The day before, Holt had suddenly happened to think of Eriksson’s neighbor, the major, about whom she had had her suspicions after she and Jarnebring had interviewed him ten years ago.
“I had the distinct impression he was hiding something from us,” Holt had explained to her boss. “He was a guarded type, very guarded, and he had peepholes in the door and a good view of both the hallway and the stairwell. Because there had been a lot of racket at Eriksson’s the night of the murder, I thought it was more than probable that he had
tried to peep out and see what was happening. Possibly he saw the perpetrator when he or she left. At that time I was completely convinced that the person we were searching for was a man,” she clarified. “All of us were, not least Bäckström.”
“Why didn’t the major say so then?” asked Johansson. “About whether he’d seen anything.”
“For several reasons, I think,” said Holt. “First, he clearly seemed to dislike Eriksson. Second, he didn’t like the police. That was probably enough for him to decide to keep his mouth shut.
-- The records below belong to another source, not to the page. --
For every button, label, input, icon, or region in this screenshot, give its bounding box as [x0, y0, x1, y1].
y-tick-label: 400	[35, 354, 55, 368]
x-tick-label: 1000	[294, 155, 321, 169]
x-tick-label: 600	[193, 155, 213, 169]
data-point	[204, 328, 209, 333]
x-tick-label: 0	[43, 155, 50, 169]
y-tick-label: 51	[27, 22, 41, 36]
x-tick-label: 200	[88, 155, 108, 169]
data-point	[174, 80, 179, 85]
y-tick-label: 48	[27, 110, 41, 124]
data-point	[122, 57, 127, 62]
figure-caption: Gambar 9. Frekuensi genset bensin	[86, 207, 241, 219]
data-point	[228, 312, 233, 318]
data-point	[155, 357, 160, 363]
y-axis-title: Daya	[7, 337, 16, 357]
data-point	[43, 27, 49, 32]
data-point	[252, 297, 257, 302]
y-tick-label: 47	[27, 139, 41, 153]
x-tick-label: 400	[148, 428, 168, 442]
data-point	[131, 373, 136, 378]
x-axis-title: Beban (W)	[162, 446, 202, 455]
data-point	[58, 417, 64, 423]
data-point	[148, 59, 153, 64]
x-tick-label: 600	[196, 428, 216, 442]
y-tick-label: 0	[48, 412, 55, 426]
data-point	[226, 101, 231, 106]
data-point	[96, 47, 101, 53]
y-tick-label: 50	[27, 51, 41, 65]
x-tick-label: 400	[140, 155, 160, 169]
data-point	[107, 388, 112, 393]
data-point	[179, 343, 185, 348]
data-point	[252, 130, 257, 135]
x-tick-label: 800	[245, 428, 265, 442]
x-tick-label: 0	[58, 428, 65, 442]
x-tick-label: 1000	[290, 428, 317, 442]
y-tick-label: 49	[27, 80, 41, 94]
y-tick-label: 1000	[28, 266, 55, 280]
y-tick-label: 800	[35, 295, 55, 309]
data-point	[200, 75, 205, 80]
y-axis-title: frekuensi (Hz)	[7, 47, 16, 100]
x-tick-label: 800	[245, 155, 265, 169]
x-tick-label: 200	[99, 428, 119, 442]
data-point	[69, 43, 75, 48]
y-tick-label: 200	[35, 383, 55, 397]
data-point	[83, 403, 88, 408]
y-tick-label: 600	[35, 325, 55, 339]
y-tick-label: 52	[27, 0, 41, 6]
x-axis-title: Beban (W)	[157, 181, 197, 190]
And it may have been much simpler too,” she added.
“What do you mean?” asked Johansson.
“He was extremely anxious to show what an old warrior he was. For a while I almost thought he was going to show us an old bullet wound from the Finnish war he was boasting about. But maybe when he saw something he was just afraid, like anyone else would be, or out of cowardice or laziness he didn’t want to be drawn into something. I’m sure he would rather bite his tongue off than admit to something like that.”
“Yes,” said Johansson, nodding. “But isn’t it still most likely that he didn’t see anything?”
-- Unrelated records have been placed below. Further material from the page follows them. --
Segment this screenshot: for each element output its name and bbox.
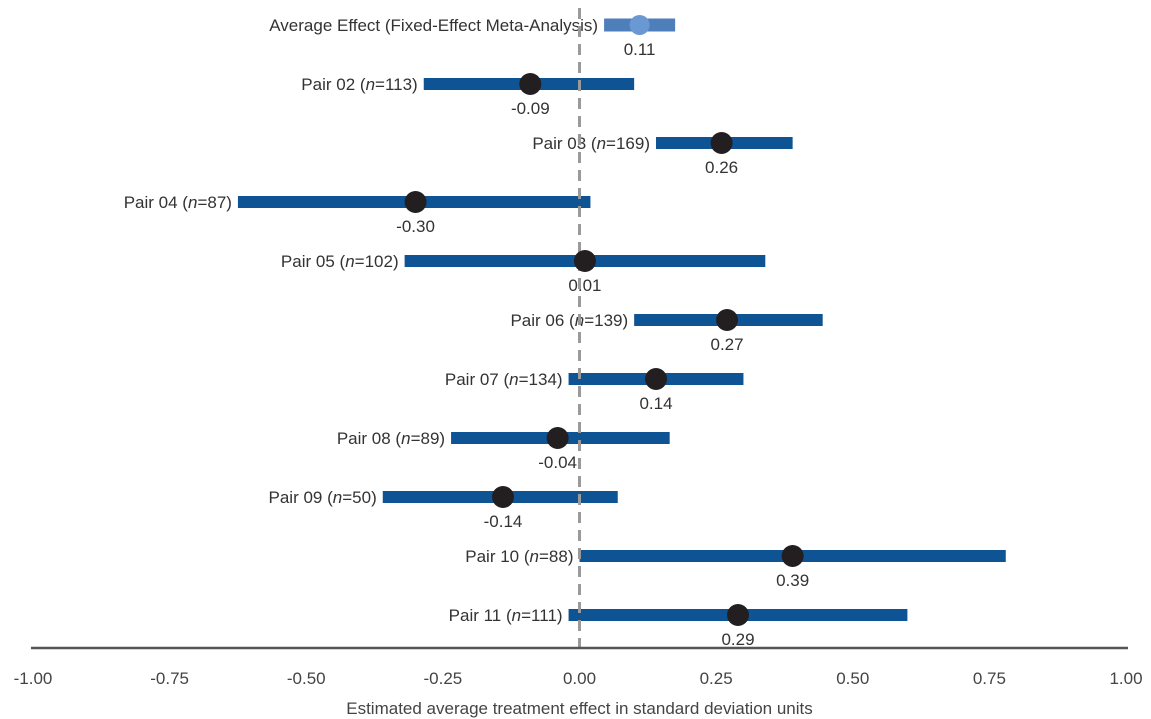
row-name: Pair 03 <box>532 134 586 153</box>
row-name: Pair 11 <box>449 606 502 625</box>
row-n-value: =50) <box>342 488 377 507</box>
x-tick-label: 1.00 <box>1109 669 1142 688</box>
row-label-pair-02: Pair 02 (n=113) <box>301 75 417 94</box>
row-n-open: ( <box>586 134 597 153</box>
row-n-value: =113) <box>375 75 418 94</box>
row-n-value: =102) <box>355 252 399 271</box>
x-axis-ticks: -1.00 -0.75 -0.50 -0.25 0.00 0.25 0.50 0.75 1.00 <box>14 669 1143 688</box>
row-n-symbol: n <box>530 547 539 566</box>
row-name: Pair 06 <box>510 311 564 330</box>
row-name: Pair 05 <box>281 252 335 271</box>
row-n-symbol: n <box>366 75 375 94</box>
row-n-symbol: n <box>401 429 410 448</box>
point-estimate-average-effect <box>629 15 650 35</box>
x-tick-label: 0.75 <box>973 669 1006 688</box>
forest-rows: Average Effect (Fixed-Effect Meta-Analys… <box>124 16 1006 625</box>
value-label-pair-03: 0.26 <box>705 158 738 177</box>
row-n-open: ( <box>355 75 366 94</box>
row-n-symbol: n <box>188 193 197 212</box>
row-name: Pair 10 <box>465 547 519 566</box>
point-estimate-pair-05 <box>573 250 596 272</box>
x-tick-label: 0.00 <box>563 669 596 688</box>
x-tick-label: -1.00 <box>14 669 53 688</box>
x-tick-label: -0.75 <box>150 669 189 688</box>
row-n-open: ( <box>519 547 530 566</box>
point-estimate-pair-03 <box>710 132 733 154</box>
row-name: Pair 07 <box>445 370 499 389</box>
row-n-value: =87) <box>197 193 232 212</box>
row-label-pair-11: Pair 11 (n=111) <box>449 606 563 625</box>
row-n-value: =111) <box>521 606 562 625</box>
row-label-pair-05: Pair 05 (n=102) <box>281 252 399 271</box>
row-label-pair-08: Pair 08 (n=89) <box>337 429 445 448</box>
value-label-pair-09: -0.14 <box>484 512 523 531</box>
value-label-pair-08: -0.04 <box>538 453 577 472</box>
point-estimate-pair-11 <box>726 604 749 626</box>
value-label-average-effect: 0.11 <box>624 40 656 59</box>
point-estimate-pair-02 <box>519 73 542 95</box>
value-label-pair-10: 0.39 <box>776 571 809 590</box>
x-tick-label: 0.25 <box>700 669 733 688</box>
point-estimate-pair-07 <box>645 368 668 390</box>
row-label-average-effect: Average Effect (Fixed-Effect Meta-Analys… <box>269 16 598 35</box>
point-estimate-pair-08 <box>546 427 569 449</box>
row-n-open: ( <box>501 606 512 625</box>
row-n-symbol: n <box>345 252 354 271</box>
row-name: Pair 09 <box>269 488 323 507</box>
x-tick-label: 0.50 <box>836 669 869 688</box>
value-label-pair-07: 0.14 <box>639 394 672 413</box>
row-n-open: ( <box>178 193 189 212</box>
point-estimate-pair-06 <box>716 309 739 331</box>
row-label-pair-04: Pair 04 (n=87) <box>124 193 232 212</box>
row-name: Average Effect (Fixed-Effect Meta-Analys… <box>269 16 598 35</box>
row-n-symbol: n <box>333 488 342 507</box>
row-label-pair-10: Pair 10 (n=88) <box>465 547 573 566</box>
value-label-pair-06: 0.27 <box>711 335 744 354</box>
point-estimate-pair-04 <box>404 191 427 213</box>
x-tick-label: -0.50 <box>287 669 326 688</box>
row-name: Pair 08 <box>337 429 391 448</box>
row-n-value: =89) <box>411 429 446 448</box>
value-label-pair-05: 0.01 <box>568 276 601 295</box>
row-n-value: =88) <box>539 547 574 566</box>
row-n-value: =169) <box>606 134 650 153</box>
value-label-pair-04: -0.30 <box>396 217 435 236</box>
row-label-pair-06: Pair 06 (n=139) <box>510 311 628 330</box>
row-name: Pair 04 <box>124 193 178 212</box>
row-n-open: ( <box>335 252 346 271</box>
row-n-open: ( <box>564 311 575 330</box>
x-axis-title: Estimated average treatment effect in st… <box>346 699 813 718</box>
point-estimate-pair-10 <box>781 545 804 567</box>
x-tick-label: -0.25 <box>424 669 463 688</box>
row-n-symbol: n <box>597 134 606 153</box>
row-n-open: ( <box>499 370 510 389</box>
row-label-pair-09: Pair 09 (n=50) <box>269 488 377 507</box>
row-label-pair-03: Pair 03 (n=169) <box>532 134 650 153</box>
row-label-pair-07: Pair 07 (n=134) <box>445 370 563 389</box>
value-label-pair-02: -0.09 <box>511 99 550 118</box>
row-n-value: =134) <box>519 370 563 389</box>
row-n-value: =139) <box>584 311 628 330</box>
row-n-symbol: n <box>512 606 521 625</box>
point-estimate-pair-09 <box>491 486 514 508</box>
row-n-open: ( <box>322 488 333 507</box>
row-name: Pair 02 <box>301 75 355 94</box>
row-n-open: ( <box>391 429 402 448</box>
point-estimates: 0.11 -0.09 0.26 -0.30 0.01 0.27 0.14 -0.04 -0.14… <box>396 15 809 649</box>
value-label-pair-11: 0.29 <box>721 630 754 649</box>
row-n-symbol: n <box>509 370 518 389</box>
“Yes,” said Holt. “That’s the most likely—that I’m completely wrong.”
“It’s worth trying anyway,” said Johansson. “But why do you want me in particular to do it?” he added. “You should know it’s been a while.” Even if I am flattered that she asked, of course, he thought.
“I think you’re just the right type to pry open that old cuss,” Holt explained.
“Do I look like I might conceivably share his political opinions?” Johansson asked. Think carefully about what you say, Holt, he thought.
“No,” said Holt, looking at Johansson, “but you definitely look like a man with strong opinions.”
“Nice,” said Johansson. And how nice is it on a scale from one to ten, he thought, for he had heard his wife say that.
“He scarcely noticed my presence,” Holt explained. “On the other hand he took note of Jarnebring—who doesn’t,” said Holt, smiling faintly. “But at the same time I think he felt that Jarnebring was maybe a little too simple for him to condescend to take seriously.”
“I think I’m starting to get an idea of the type,” said Johansson.
• • •
So now they were sitting there, at home with the major in his apartment on Rådmansgatan.
“The secret police and the second highest in command if I’ve understood this correctly,” said the major, nodding toward Johansson as he set Johansson’s business card down on the desk, behind which he had settled himself. “To what do I owe this honor?”
“It concerns a neighbor of yours, Major Carlgren, a man who was murdered in 1989,” Johansson explained.